Reputation: 2853
For a given pandas dataframe like the following,
h1 h2 h3
mn a 1
mn b 1
rs b 1
pq a 1
we c 1
if I use the filtering with isin()
, say df[df["h2"].isin(["a","b"])]["h1"].unique()
, it would result in the following:
h1
mn
rs
pq
Instead of the behavior that matches with any element of the list, I need to find entries that matches all of the elements in the list, i.e. the desired output should be:
h1
mn
How exactly can this be achieved?
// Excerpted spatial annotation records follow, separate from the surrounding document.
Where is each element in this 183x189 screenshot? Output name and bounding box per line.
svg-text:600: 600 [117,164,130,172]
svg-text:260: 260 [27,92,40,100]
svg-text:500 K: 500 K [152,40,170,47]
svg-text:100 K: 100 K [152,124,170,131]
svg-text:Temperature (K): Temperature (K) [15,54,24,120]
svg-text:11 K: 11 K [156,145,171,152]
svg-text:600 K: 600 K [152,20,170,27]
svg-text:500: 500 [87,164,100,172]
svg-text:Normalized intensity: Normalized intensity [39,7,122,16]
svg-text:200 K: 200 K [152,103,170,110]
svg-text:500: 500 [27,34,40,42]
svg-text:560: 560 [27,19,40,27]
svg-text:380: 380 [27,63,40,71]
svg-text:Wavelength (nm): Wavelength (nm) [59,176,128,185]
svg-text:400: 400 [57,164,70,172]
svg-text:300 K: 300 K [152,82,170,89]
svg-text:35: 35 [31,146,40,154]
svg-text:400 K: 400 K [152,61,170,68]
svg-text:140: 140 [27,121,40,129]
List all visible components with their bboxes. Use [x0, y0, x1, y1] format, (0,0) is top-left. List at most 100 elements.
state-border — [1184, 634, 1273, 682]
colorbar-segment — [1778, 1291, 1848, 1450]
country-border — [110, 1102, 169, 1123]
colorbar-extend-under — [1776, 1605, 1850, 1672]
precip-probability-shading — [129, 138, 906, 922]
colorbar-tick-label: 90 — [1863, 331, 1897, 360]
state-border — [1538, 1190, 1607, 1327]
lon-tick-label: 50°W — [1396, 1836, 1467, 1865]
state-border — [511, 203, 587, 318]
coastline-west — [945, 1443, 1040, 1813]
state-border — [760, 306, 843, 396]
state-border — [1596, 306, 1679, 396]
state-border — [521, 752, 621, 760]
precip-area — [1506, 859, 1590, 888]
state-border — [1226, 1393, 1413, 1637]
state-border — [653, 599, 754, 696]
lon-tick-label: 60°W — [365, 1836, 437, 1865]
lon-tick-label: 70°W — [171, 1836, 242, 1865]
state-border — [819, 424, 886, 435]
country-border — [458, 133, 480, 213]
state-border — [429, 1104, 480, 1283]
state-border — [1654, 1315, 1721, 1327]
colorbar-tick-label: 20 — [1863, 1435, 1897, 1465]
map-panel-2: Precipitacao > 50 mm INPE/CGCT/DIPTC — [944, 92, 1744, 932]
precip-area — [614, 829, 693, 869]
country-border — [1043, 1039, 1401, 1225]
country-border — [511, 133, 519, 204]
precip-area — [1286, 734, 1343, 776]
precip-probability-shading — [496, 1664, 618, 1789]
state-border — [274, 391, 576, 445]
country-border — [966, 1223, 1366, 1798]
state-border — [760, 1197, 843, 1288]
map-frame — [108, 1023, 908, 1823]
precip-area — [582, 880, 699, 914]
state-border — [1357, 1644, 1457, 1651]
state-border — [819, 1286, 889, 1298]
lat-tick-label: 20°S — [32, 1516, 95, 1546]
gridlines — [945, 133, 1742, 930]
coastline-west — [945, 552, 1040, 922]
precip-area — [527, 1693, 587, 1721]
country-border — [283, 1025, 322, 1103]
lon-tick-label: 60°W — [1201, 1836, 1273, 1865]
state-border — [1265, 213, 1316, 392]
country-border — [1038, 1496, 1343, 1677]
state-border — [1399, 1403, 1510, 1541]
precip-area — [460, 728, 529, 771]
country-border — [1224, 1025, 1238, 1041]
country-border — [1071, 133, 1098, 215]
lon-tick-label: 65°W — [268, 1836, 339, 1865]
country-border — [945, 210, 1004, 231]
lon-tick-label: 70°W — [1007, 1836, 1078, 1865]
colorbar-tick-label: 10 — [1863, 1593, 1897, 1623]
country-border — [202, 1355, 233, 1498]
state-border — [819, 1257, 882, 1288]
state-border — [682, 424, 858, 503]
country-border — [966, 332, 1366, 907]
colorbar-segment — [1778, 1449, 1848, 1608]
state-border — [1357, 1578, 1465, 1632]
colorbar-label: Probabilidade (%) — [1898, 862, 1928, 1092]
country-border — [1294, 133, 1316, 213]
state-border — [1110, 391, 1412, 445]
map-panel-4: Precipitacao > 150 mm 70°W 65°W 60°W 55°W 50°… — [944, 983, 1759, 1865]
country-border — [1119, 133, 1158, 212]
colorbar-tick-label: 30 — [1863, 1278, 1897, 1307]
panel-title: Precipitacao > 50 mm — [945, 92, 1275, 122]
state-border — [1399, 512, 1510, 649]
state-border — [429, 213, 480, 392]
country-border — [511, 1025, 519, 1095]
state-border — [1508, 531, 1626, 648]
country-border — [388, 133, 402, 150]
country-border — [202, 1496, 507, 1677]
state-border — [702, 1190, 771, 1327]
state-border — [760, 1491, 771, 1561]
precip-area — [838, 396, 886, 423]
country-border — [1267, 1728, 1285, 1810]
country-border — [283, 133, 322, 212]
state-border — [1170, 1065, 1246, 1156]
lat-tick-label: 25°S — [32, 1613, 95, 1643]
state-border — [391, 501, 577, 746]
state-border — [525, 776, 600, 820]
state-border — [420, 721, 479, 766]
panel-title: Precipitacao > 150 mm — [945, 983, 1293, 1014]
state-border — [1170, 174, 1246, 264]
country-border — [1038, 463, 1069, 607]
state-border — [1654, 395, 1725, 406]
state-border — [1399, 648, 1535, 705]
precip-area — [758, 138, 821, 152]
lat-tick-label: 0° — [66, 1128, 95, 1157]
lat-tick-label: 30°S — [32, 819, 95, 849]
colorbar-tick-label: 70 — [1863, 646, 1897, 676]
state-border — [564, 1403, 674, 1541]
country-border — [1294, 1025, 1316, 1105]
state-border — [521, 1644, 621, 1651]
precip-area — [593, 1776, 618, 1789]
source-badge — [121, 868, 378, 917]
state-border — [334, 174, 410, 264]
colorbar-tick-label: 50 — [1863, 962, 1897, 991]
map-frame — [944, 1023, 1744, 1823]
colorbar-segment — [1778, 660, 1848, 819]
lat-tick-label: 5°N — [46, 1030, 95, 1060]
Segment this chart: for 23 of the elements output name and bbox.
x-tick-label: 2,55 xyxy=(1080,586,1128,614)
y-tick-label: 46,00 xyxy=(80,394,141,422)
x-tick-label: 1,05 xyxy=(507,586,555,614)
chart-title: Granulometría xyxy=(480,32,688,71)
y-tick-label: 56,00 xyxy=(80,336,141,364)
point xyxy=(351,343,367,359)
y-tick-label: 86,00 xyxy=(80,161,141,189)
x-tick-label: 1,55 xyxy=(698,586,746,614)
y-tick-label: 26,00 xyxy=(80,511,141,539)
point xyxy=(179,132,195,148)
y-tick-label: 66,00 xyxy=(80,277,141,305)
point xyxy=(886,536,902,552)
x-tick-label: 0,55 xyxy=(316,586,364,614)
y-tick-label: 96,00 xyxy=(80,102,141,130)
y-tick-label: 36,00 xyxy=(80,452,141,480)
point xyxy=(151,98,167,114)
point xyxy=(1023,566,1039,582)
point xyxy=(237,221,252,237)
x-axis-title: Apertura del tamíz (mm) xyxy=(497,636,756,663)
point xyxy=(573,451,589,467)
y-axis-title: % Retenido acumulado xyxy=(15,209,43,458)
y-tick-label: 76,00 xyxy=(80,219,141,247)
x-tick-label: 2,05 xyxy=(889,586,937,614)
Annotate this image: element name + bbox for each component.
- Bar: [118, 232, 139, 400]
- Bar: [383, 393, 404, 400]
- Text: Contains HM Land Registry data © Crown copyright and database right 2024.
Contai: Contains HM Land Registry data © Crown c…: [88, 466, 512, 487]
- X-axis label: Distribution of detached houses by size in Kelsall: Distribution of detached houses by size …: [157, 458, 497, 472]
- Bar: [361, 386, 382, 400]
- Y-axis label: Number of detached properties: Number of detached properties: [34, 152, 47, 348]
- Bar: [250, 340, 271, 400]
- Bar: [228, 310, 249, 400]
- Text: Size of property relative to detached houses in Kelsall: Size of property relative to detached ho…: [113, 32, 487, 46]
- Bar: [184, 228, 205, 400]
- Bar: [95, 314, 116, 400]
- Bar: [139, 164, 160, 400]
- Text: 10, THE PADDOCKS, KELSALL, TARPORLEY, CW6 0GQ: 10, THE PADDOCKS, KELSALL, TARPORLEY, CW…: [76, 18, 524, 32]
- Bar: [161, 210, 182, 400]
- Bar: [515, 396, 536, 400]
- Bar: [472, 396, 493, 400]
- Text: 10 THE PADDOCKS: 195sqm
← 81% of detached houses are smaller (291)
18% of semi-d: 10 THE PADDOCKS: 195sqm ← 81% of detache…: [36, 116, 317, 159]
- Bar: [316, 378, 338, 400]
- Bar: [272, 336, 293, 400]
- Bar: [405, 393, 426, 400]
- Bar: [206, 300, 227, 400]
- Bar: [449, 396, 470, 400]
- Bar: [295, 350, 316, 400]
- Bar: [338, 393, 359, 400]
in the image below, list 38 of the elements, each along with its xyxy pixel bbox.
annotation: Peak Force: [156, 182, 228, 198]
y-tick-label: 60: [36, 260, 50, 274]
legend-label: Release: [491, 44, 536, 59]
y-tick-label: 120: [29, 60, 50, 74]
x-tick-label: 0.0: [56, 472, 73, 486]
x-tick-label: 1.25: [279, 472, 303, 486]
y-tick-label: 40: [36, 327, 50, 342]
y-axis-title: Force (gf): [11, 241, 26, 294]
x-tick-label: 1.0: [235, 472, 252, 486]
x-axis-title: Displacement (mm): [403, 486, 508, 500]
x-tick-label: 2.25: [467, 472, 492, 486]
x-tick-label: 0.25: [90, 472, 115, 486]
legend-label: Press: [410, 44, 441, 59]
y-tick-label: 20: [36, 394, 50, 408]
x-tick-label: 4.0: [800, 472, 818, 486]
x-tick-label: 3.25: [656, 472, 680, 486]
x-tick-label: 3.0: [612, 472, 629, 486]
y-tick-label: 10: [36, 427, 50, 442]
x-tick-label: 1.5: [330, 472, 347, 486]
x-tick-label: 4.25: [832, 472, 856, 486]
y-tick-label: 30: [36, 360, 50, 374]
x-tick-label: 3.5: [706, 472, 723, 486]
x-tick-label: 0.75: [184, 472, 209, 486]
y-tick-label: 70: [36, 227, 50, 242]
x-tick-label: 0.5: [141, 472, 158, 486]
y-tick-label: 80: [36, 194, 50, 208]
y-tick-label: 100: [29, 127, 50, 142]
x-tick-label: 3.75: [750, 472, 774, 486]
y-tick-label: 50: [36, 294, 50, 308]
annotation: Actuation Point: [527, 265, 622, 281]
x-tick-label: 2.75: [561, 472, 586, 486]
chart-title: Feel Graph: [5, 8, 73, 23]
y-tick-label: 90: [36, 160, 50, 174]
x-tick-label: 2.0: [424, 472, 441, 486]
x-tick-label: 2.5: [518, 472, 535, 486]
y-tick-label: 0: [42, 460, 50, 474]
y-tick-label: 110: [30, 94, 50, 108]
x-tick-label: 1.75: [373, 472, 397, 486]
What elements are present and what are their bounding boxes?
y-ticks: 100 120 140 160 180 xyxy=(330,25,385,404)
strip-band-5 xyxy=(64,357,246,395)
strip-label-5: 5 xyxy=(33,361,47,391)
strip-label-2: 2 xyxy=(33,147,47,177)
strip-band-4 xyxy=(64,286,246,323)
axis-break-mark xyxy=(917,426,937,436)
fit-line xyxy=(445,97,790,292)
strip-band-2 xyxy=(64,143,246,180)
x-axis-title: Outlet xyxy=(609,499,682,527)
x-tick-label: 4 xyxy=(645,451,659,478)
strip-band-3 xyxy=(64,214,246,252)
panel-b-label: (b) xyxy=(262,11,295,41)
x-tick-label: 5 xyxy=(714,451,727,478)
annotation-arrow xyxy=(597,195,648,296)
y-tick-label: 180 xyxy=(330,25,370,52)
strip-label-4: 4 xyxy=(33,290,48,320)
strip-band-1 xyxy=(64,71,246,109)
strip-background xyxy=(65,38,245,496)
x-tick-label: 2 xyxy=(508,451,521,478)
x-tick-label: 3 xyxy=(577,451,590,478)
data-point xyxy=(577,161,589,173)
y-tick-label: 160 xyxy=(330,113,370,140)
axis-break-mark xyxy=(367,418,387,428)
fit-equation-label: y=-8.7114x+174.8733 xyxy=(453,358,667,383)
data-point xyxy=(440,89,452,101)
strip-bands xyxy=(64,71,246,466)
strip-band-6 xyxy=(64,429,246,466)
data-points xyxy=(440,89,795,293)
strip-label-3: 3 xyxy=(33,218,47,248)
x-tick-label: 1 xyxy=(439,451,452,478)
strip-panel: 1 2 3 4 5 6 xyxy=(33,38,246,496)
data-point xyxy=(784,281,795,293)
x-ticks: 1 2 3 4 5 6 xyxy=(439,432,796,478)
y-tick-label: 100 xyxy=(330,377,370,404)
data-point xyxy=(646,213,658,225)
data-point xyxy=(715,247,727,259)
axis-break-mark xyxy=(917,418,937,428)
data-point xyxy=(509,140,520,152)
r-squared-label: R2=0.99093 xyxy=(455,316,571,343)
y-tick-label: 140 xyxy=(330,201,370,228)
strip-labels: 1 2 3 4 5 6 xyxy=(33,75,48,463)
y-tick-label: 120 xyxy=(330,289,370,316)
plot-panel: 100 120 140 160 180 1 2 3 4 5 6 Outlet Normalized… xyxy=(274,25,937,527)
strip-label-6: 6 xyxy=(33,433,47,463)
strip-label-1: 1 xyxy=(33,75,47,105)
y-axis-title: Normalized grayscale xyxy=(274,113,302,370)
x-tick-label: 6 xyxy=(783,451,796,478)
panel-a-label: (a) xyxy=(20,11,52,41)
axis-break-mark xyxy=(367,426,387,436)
The number of elements in the list inside isin()
is arbitrary, and can be more than 2.
Upvotes: 1
Views: 495
Reputation: 30920
Use groupby.filter
with np.isin
:
new_df = df.groupby('h1').filter(lambda x: np.isin(['a','b'],x['h2']).all())
print(new_df)
h1 h2 h3
0 mn a 1
1 mn b 1
s = df.groupby('h1')['h2'].apply(lambda x: np.isin(['a','b'],x).all())
s.index[s]
#Index(['mn'], dtype='object', name='h1')
Upvotes: 3
Reputation: 862611
You can use issubset
with set
per groups for mask:
s = df.groupby('h1')['h2'].apply(lambda x: set(["a","b"]).issubset(x))
print (s)
h1
mn True
pq False
rs False
we False
Name: h2, dtype: bool
And then filter index values:
vals = s.index[s]
print (vals)
Index(['mn'], dtype='object', name='h1')
Upvotes: 4